Some companies may attempt to enforce safety policies that deviate from OSHA standards. Usually these companies allege that their own standards are safer and more stringent than OSHA’s. Those deviations, however, may ignore the tremendous effort and thought that is typically given to establishing the OSHA standards and may subject workers to new dangers.
For example, contrary to OSHA’s policy, general contractors may require all iron workers, including connectors performing leading edge work, to tie-off at heights over 6 feet. But in recognition that connectors need to be unfettered so they can escape an incoming load if necessary, OSHA’s Subpart R does not require connectors performing leading edge work to be tied off at 6 feet. In fact, OSHA regulation § 1926.760(a)(1) allows connectors not to use their personal fall protection to avoid hazards while working at heights between 15 and 30 feet. Further, workers engaged in decking in a controlled decking zone may work without conventional fall protection at heights between 15 and 30 feet.
When changes to OSHA Subpart R, and specifically regulation 1926.760, were being debated, The Steel Erection Negotiated Rulemaking Advisory Committee [SENRAC] was formed and gathered testimony on the various proposed rules. This was an exhaustive process spanning years and with input from various sectors of the industry.

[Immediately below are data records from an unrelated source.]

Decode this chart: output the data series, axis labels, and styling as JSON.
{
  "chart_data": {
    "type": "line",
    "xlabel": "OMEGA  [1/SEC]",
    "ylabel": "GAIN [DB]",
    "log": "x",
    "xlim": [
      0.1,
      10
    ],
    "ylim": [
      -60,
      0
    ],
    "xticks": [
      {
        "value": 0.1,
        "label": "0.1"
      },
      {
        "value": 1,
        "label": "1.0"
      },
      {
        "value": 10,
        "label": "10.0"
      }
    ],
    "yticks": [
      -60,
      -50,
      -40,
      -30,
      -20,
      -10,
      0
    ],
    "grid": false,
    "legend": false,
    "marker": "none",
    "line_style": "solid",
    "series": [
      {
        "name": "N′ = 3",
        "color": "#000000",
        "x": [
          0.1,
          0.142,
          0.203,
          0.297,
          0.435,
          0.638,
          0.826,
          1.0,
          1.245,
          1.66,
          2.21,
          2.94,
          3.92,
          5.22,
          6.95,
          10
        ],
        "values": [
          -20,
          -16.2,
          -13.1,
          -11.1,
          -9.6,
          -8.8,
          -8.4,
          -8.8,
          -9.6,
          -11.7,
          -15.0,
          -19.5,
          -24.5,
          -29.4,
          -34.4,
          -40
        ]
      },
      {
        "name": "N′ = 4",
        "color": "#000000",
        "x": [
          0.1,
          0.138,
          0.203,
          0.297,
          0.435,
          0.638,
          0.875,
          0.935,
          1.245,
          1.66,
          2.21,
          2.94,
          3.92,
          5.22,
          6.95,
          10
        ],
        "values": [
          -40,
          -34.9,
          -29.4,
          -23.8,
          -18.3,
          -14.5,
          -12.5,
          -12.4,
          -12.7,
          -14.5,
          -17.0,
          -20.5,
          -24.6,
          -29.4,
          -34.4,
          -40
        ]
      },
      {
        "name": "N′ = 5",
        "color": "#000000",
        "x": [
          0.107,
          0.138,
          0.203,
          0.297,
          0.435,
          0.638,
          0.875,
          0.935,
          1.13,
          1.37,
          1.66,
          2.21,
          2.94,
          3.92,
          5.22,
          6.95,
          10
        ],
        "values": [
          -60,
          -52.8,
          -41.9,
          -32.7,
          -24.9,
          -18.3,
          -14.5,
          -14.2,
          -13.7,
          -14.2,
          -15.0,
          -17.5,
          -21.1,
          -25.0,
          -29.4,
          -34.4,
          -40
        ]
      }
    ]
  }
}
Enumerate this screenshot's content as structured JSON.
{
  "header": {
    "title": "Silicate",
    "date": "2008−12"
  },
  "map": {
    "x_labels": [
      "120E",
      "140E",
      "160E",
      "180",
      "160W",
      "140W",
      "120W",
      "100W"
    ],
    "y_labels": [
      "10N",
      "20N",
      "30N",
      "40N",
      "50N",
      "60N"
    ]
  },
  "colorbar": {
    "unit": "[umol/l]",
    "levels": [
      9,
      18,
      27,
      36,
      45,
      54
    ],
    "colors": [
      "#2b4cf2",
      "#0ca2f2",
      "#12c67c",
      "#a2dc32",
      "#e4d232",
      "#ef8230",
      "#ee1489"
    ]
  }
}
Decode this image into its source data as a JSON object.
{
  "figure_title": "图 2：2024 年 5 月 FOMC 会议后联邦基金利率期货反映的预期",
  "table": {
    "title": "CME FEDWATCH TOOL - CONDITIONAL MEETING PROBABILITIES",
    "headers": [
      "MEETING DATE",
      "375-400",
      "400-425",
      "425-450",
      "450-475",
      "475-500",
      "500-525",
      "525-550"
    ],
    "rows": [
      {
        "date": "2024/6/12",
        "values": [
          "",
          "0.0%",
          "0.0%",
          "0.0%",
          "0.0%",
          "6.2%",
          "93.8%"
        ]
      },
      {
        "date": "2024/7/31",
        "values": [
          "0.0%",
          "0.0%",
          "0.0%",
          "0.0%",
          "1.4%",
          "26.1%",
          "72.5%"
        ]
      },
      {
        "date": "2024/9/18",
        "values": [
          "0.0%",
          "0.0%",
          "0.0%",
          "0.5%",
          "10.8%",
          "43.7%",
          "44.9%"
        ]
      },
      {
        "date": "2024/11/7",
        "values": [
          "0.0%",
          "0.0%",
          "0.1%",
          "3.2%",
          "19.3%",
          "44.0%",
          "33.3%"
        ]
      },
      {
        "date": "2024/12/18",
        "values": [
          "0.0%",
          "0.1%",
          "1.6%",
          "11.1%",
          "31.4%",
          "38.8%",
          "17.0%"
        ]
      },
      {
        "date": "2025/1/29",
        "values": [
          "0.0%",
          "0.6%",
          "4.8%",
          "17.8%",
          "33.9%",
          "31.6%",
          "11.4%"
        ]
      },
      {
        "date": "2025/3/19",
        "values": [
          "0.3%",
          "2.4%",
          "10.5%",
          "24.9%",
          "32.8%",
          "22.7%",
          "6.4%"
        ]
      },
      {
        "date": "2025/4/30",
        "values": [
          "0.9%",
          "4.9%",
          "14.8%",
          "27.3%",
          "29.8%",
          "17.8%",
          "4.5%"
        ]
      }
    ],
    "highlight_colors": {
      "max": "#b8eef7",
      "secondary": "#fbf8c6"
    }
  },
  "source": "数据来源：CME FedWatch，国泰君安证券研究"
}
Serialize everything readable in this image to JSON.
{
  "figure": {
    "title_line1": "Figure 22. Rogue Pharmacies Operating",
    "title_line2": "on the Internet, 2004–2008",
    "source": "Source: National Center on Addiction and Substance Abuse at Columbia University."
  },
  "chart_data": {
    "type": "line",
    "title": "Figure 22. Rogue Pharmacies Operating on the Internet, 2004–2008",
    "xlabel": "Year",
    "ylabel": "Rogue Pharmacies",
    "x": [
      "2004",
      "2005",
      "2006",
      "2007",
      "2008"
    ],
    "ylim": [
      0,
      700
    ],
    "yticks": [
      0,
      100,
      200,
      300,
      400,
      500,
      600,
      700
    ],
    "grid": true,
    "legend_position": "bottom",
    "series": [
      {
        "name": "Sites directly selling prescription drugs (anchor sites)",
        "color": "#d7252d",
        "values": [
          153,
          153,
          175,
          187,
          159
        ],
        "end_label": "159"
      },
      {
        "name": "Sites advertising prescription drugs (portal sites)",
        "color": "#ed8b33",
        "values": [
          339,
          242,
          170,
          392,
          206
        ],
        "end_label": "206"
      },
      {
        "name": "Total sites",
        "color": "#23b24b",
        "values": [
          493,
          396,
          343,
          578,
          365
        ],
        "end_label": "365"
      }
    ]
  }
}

Relative to fall protection, it was the general consensus that a skilled iron worker is at greater risk if he/she is tied off doing leading edge work. (See 66 FR 5246), It was noted that:
The major concern . . . was that connectors needed freedom of movement and requiring them to tie-off would hinder this. The concern, as stated previously, was that in the event of structural collapse, a connector would be forced to ride the structure to the ground if tied off, whereas he/she could jump free of the collapsing structure if he/she were not tied off. The ability to move without restraint in order to get away from incoming loads is also stated as a reason for connectors not to tie off. 66 FR 5246
Specifically represented at the hearings were ironworkers from Local 7, who “uniformly stated that they needed to remain unencumbered when they were working with hoisting equipment and some members recounted personal experiences where they were able to escape collapses and incoming steel only because they were not tied off.” (66 FR 5246).
Thus, while a uniform 6 foot tie-off rule may seem more stringent than the OSHA rules, the deviation from OSHA may subject an iron worker to new hazards rather than preventing them. Before deviating from industry standards, companies should carefully consider the policies underpinning those standards in the first place or the deviations may create unintended dangers.